All of this is somewhat moot, because while D’Amato has done incredible things by domestic standards, rooting for American marathoners is kind of like pulling for the national basketball teams fielded by Great Britain. D’Amato’s 1:06:39 ranks her 20th in the world in 2023, with eighteen of the runners ahead of her being from either Kenya or Ethiopia (Eilish McColgan’s 1:05:43 in April in Berlin is the U.K record and missed Konstance Klosterhalfen’s European and white-chick record from December by two seconds). Her all-time standing in the event is a tie for 82nd place, with a startling 78 of the 81 runners ahead of her being natives of East Africa.
In the marathon, D’Amato stands tied for 45th all-time. Ahead of her are Paula Radcliffe of Great Britain (2:15:23), Sisson, and 42 runners born in either Ethiopia or Kenya. If any Americans running long road events are doping, who cares? They’re laggards on their best days. Between everyone else’s unchallenged or seldom-challenged doping and their superior talent, top Americans need to cut corners just to not fall off the first page of every all-time World Athletics performance list.
Of course, strange things can happen at global-championship marathons.

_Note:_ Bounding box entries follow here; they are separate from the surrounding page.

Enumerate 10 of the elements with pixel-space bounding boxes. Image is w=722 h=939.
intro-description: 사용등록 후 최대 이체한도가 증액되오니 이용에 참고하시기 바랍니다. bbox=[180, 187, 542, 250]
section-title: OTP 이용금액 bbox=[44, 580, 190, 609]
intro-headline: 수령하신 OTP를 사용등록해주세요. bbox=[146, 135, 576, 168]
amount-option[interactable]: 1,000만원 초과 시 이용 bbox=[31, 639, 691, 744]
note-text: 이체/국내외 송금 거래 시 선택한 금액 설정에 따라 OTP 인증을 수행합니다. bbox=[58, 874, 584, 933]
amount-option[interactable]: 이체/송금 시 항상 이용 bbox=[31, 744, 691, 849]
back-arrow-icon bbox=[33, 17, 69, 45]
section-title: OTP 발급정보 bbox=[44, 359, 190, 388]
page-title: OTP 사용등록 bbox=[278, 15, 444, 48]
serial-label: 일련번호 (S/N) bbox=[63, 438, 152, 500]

But cheering on characters who are both suspicious and not doing anything on a world stage seems like a waste of fandom, inasmuch as paying close attention to other people’s hyperjogging is remotely forgivable anyway.
Bonus content: Alison Wade’s 2003 interview of Keira Carlstrom (now Keira D’Amato) for the New York Road Runners version of Fast-Women.

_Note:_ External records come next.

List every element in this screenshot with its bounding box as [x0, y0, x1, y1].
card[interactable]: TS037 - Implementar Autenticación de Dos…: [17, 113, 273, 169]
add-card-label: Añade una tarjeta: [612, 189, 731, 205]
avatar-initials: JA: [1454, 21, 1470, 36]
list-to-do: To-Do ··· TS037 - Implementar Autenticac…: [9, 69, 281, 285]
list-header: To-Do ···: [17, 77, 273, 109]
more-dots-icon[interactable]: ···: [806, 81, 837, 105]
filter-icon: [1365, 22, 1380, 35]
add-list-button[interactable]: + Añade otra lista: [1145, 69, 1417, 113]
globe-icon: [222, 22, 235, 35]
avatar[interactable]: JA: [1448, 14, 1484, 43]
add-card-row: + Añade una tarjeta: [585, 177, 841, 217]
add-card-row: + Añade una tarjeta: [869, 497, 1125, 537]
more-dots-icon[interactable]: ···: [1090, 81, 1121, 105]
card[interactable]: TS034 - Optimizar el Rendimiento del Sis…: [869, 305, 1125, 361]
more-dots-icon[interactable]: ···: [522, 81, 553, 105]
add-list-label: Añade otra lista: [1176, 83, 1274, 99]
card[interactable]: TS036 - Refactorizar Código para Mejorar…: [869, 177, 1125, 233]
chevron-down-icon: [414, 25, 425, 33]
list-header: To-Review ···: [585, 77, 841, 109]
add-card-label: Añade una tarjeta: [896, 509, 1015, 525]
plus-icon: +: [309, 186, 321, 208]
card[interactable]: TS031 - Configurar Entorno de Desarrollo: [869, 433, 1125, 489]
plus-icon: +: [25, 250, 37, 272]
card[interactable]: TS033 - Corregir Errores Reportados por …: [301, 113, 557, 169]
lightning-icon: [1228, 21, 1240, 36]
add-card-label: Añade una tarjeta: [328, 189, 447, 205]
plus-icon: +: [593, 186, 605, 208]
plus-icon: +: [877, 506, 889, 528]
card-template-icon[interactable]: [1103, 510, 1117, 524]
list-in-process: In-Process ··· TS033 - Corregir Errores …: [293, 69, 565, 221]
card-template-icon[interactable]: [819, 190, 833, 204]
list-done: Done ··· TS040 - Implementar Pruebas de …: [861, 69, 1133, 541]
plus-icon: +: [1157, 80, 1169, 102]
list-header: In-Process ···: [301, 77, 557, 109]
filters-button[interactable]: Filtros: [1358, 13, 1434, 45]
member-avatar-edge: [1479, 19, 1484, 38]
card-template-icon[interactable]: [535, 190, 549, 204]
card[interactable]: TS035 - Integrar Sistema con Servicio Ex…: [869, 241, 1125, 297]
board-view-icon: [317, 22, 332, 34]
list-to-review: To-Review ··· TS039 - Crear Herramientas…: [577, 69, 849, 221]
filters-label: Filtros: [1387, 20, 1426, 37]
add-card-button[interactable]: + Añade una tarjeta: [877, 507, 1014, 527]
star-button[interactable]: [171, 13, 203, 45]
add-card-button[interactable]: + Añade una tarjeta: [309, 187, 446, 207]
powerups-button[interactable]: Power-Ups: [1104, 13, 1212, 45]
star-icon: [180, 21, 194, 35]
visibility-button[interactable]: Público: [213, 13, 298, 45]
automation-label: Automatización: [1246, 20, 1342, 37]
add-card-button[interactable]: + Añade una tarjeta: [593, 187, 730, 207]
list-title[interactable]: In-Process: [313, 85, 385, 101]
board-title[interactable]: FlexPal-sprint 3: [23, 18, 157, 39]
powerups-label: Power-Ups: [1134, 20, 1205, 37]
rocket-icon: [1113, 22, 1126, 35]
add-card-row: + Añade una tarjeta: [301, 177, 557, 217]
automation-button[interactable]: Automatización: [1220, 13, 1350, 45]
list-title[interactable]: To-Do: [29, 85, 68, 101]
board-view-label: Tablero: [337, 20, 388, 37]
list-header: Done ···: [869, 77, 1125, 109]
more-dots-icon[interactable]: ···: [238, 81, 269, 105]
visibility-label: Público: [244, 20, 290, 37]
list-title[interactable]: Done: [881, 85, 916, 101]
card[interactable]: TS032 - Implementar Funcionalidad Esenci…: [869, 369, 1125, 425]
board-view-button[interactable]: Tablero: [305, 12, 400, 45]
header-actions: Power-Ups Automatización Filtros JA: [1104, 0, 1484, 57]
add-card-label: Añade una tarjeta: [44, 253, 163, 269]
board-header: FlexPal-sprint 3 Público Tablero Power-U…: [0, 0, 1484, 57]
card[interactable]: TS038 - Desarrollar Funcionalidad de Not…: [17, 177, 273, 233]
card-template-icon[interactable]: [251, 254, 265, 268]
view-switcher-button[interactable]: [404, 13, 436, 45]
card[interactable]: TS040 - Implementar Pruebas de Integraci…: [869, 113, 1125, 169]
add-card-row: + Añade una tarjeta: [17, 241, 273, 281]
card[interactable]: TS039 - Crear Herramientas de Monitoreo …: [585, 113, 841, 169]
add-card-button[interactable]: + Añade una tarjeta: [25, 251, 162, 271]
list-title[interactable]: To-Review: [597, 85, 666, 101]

The most interesting quote: “During cross country, I was doing between 70 and 80 miles a week. Surprisingly, it never felt like I was doing a lot of miles though.” It still doesn’t feel like she’s doing a lot of miles though. But she seems just as chipper and chirpy now as she comes across in this story, so I think we* can all relax with the unfounded speculation.
Also, it says something grim about both Wade and myself that we’re both still following this shit, though our tendency to work together on projects seems to have inexplicably ebbed over the past twenty years.